[Openicc] What is exactly needed: Embedded Profile in CUPS raster !!

Chris Murphy lists at colorremedies.com
Fri Jun 3 11:06:42 PDT 2011


On Jun 3, 2011, at 1:32 AM, edmund ronald wrote:

> 
> 
> On Fri, Jun 3, 2011 at 4:48 AM, Chris Murphy <lists at colorremedies.com> wrote:
> 
> 
> What if the driver Media Types were simply a means of choosing a behind-the-scenes sRGB to deviceN device-link profile? (or sRGB to RGB, or sRGB to CMYK, or Adobe RGB to CMYK - whatever the combination would necessarily be that produce the best out of box experience that the driver manufacturer/bundler is willing to produce).
> 
> Chris Murphy
> 
> The device link profile from sRGB idea is one which we have all thought about, I think it was even discussed at some point.  Actually I wonder if Epson etc don't use it. in their "Vendor Mode" drivers?  Maybe you could describe more in detail the advantages in quality which one would attain by implementing it? 

It's a prebaked transform without a PCS so we lose things like rendering intents and black point compensation unless we explosively create 4-5 device-links where one output device profile would have been used. However, since they're hidden from the user, the rendering intent selection in effect could even be renamed and made more intuitive (or automatic).

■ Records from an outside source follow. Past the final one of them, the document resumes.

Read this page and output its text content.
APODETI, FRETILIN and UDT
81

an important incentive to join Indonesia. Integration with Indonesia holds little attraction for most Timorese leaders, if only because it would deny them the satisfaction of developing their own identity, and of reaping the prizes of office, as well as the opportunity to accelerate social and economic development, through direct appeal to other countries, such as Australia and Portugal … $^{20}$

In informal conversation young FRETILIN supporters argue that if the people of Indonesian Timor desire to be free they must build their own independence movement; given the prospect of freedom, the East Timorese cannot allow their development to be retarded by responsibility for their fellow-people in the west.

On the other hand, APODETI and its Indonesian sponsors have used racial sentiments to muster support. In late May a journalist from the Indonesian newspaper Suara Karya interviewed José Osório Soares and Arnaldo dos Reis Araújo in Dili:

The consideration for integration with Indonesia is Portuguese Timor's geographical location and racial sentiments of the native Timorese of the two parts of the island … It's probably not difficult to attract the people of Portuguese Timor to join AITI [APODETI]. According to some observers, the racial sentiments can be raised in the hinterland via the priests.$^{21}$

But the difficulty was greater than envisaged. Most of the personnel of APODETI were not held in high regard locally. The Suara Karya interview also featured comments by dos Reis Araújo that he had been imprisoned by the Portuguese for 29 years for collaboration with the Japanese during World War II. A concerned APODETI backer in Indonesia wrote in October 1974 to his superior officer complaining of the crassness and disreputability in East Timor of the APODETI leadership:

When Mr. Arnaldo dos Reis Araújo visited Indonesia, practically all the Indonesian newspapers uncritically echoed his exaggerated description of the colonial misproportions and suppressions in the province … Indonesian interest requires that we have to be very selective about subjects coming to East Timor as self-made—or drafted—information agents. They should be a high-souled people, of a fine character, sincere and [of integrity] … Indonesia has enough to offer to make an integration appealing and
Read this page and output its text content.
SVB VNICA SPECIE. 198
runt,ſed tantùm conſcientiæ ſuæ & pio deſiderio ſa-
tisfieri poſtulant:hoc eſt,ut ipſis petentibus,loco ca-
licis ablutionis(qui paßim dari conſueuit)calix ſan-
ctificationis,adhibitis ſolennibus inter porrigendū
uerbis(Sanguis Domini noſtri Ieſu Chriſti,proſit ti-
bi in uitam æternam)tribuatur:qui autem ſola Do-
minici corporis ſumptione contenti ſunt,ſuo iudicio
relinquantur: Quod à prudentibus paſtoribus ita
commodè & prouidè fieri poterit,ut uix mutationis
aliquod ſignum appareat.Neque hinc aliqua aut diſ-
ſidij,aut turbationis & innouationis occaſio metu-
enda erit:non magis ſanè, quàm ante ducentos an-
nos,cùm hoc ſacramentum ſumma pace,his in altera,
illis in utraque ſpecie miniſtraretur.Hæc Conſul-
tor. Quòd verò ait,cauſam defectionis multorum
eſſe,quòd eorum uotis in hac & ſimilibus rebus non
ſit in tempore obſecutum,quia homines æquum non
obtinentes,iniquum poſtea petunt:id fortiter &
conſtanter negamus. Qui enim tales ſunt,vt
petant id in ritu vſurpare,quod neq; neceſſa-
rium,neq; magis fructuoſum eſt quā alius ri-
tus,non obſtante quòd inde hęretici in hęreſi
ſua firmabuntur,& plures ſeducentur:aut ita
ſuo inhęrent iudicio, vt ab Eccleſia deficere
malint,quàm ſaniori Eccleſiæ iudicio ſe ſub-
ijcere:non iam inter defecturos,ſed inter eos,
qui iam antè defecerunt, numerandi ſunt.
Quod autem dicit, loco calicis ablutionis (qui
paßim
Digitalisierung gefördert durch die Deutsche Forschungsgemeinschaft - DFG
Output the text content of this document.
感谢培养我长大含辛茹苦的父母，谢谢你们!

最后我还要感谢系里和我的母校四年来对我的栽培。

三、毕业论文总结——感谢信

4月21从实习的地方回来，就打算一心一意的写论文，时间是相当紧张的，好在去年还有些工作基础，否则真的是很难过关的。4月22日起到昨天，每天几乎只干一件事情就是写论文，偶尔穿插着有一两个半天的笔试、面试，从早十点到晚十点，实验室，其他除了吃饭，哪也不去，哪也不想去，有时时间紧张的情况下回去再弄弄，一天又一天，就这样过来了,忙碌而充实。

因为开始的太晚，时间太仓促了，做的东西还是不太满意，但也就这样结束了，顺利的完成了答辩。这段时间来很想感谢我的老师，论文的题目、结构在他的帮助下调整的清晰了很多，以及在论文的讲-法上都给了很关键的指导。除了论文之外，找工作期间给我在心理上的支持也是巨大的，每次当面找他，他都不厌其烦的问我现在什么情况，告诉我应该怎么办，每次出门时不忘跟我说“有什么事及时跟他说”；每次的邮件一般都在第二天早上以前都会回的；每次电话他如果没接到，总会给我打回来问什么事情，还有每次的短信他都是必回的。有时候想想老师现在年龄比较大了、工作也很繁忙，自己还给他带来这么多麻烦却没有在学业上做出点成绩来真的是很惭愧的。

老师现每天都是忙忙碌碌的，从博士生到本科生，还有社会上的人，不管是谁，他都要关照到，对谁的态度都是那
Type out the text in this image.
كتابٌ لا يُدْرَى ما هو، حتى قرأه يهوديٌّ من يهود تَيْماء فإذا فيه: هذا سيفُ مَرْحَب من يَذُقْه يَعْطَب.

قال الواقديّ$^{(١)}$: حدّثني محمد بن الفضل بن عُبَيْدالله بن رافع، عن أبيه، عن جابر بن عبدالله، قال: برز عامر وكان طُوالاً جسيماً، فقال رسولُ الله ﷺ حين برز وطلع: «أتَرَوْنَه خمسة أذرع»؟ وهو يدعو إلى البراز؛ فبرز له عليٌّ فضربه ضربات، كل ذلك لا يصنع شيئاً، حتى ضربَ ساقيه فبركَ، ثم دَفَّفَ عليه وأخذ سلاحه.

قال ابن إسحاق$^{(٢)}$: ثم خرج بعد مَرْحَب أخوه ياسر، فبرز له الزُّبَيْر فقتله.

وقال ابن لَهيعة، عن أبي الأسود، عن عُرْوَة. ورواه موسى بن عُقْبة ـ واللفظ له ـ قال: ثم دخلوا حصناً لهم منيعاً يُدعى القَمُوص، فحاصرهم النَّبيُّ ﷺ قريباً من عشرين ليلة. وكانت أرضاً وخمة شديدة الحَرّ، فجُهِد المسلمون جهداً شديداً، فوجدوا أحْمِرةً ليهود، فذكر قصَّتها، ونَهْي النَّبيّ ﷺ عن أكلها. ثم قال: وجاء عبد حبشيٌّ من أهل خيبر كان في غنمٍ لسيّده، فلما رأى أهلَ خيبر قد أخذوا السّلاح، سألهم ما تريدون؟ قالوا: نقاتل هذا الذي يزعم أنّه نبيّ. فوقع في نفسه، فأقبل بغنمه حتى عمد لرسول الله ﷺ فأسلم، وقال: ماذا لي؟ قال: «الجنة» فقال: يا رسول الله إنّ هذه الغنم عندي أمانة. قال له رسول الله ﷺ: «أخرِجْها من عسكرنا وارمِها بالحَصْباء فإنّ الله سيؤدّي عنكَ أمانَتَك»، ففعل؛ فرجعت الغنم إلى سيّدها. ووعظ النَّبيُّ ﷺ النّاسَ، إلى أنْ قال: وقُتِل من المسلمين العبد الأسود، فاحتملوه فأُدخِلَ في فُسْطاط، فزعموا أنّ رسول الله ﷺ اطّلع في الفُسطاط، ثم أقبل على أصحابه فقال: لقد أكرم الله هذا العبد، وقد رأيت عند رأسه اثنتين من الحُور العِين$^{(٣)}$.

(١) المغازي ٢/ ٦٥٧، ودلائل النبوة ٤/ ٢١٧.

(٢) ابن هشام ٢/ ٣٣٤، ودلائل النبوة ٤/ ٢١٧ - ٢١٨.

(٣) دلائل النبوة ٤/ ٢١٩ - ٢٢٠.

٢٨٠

Implementing device-links in a non-proofing context, in a PDF workflow, is a problem because it's an assumed profile workflow. That it's simpler and will work well 99% of the time when the print pipeline gets the correct assumed source space (e.g. sRGB), if anything is tagged and needs to be converted with a conventional output device profile, it gets tricky how to implement this and the simplicity starts to vanish. OR that unique space is ignored in favor of sRGB (or whatever is assumed).

One resolution would be to use a normalization workflow for the average everyday user: assume all of their stuff is sRGB, if it's not convert it to sRGB, and then pass it through a device-link that converts from sRGB to CMYK/deviceN (I'm still unclear on which it would be). So...that's pretty straightforward.

The expert user could create more of those device-links themselves, which would merely appear as new Media-Types, nothing else to select.

Or the expert user could create a new Media Type with a flag so that a non-normalization workflow is used, i.e. allow arbitrary source spaces to be directly converted to print space with a conventional output device profile.


> There is another trick, much nastier, which print inspection leads me to believe Epson may be using: I have the impression they may be clipping to the user's monitor gamut, so as to preserve WYSIWYG. It is an interesting question whether we should be doing such an ugly thing.

I have no evidence they are clipping to Display RGB, at least on Mac OS X. It doesn't enter the equation. The default path for Epson driver's on OS X can cause more than one conversion to occur even if ColorSync is not selected, the first one from the actual source space of the image to either sRGB or Adobe RGB (1998) using Apple CMM, and then from either of those spaces to deviceN through the Epson black box (which are just a set of LUTs).

I count 12 "Media Types" with the Epson Mac OS X driver. All three color modes are separate LUTs so we end up with 36 LUTs accounting for color modes. Not all resolutions are supported for all media types, all but one support two out of five possible resolutions. So I get 72 possible LUTs.

These are one size fits all LUTs, no rendering intents or BPC, BTW.